Authors Chen B, Scurrah CR, McKinley ET, Simmons AJ, Ramirez-Solano MA, Zhu X, Markham
NO, Heiser CN, Vega PN, Rolong A, Kim H, Sheng Q, Drewes JL, Zhou Y,
Southard-Smith AN, Xu Y, Ro J, Jones AL, Revetta F, Berry LD, Niitsu H, Islam M,
Pelka K, Hofree M, Chen JH, Sarkizova S, Ng K, Giannakis M, Boland GM, Aguirre
AJ, Anderson AC, Rozenblatt-Rosen O, Regev A, Hacohen N, Kawasaki K, Sato T,
Goettel JA, Grady WM, Zheng W, Washington MK, Cai Q, Sears CL, Goldenring JR,
Franklin JL, Su T, Huh WJ, Vandekar S
Submitted By Submitted Externally on 1/10/2022
Status Published
Journal Cell
Year 2021
Date Published 12/1/2021
Volume : Pages 184 : 6262 - 6280.e26
PubMed Reference 34910928
Abstract Colorectal cancers (CRCs) arise from precursor polyps whose cellular origins,
molecular heterogeneity, and immunogenic potential may reveal diagnostic and
therapeutic insights when analyzed at high resolution. We present a single-cell
transcriptomic and imaging atlas of the two most common human colorectal polyps,
conventional adenomas and serrated polyps, and their resulting CRC counterparts.

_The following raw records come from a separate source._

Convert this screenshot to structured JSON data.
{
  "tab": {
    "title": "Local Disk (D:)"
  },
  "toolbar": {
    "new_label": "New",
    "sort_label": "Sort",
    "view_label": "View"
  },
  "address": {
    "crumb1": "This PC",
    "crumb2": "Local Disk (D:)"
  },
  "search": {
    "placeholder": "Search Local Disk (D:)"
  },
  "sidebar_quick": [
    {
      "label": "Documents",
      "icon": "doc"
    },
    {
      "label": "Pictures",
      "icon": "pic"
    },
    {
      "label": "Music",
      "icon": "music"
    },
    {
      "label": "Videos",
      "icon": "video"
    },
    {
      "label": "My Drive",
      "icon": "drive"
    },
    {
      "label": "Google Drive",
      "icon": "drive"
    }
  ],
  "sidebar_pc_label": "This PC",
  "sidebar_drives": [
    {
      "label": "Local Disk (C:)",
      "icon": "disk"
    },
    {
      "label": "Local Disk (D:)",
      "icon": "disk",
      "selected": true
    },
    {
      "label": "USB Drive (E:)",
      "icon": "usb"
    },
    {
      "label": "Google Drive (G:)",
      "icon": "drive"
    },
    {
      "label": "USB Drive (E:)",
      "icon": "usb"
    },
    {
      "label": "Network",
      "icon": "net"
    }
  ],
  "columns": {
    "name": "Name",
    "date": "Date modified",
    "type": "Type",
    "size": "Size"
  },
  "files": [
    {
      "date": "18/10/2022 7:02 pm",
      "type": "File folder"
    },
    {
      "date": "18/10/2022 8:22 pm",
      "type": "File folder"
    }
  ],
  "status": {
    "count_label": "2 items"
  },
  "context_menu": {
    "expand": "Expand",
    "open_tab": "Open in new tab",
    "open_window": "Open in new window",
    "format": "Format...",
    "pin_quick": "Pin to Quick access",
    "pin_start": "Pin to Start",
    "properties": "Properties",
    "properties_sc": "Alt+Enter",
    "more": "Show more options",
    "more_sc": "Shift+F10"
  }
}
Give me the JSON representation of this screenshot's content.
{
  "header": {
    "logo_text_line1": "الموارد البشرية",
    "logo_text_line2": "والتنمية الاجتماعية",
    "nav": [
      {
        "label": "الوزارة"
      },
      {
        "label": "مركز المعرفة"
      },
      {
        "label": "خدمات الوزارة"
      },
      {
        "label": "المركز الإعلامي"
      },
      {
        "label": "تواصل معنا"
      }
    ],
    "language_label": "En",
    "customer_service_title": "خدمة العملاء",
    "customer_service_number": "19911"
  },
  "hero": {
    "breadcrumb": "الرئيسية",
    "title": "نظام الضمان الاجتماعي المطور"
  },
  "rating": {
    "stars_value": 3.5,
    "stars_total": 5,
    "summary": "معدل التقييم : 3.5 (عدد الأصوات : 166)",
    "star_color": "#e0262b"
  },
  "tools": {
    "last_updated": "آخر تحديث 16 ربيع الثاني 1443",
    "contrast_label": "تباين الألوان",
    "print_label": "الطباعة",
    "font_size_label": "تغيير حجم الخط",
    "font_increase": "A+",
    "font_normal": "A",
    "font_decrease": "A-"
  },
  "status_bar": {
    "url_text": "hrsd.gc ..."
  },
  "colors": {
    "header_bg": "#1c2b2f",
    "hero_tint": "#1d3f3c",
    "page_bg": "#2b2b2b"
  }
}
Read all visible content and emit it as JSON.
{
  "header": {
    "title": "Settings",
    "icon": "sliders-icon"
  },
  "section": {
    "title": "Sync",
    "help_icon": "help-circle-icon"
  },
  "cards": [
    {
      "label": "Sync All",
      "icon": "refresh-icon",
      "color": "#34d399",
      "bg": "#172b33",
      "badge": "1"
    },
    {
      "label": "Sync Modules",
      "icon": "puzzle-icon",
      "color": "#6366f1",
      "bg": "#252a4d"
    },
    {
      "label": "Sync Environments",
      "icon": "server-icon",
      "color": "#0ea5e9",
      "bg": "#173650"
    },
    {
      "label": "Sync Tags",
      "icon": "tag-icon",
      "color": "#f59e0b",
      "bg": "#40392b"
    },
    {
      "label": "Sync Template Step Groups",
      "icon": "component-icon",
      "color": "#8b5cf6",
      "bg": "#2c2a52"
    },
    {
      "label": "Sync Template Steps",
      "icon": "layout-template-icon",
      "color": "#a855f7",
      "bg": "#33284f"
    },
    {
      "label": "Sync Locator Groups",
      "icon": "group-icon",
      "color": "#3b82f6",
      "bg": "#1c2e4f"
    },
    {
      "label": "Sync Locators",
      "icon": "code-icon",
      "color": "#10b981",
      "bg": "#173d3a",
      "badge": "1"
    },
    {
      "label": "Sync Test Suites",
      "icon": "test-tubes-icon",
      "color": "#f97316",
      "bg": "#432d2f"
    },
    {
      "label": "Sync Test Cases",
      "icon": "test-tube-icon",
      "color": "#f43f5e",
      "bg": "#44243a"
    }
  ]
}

Integrative analysis of 128 datasets from 62 participants reveals adenomas arise
from WNT-driven expansion of stem cells, while serrated polyps derive from
differentiated cells through gastric metaplasia. Metaplasia-associated damage is
coupled to a cytotoxic immune microenvironment preceding hypermutation, driven
partly by antigen-presentation differences associated with tumor
cell-differentiation status. Microsatellite unstable CRCs contain distinct
non-metaplastic regions where tumor cells acquire stem cell properties and
cytotoxic immune cells are depleted. Our multi-omic atlas provides insights into
malignant progression of colorectal polyps and their microenvironment, serving
as a framework for precision surveillance and prevention of CRC.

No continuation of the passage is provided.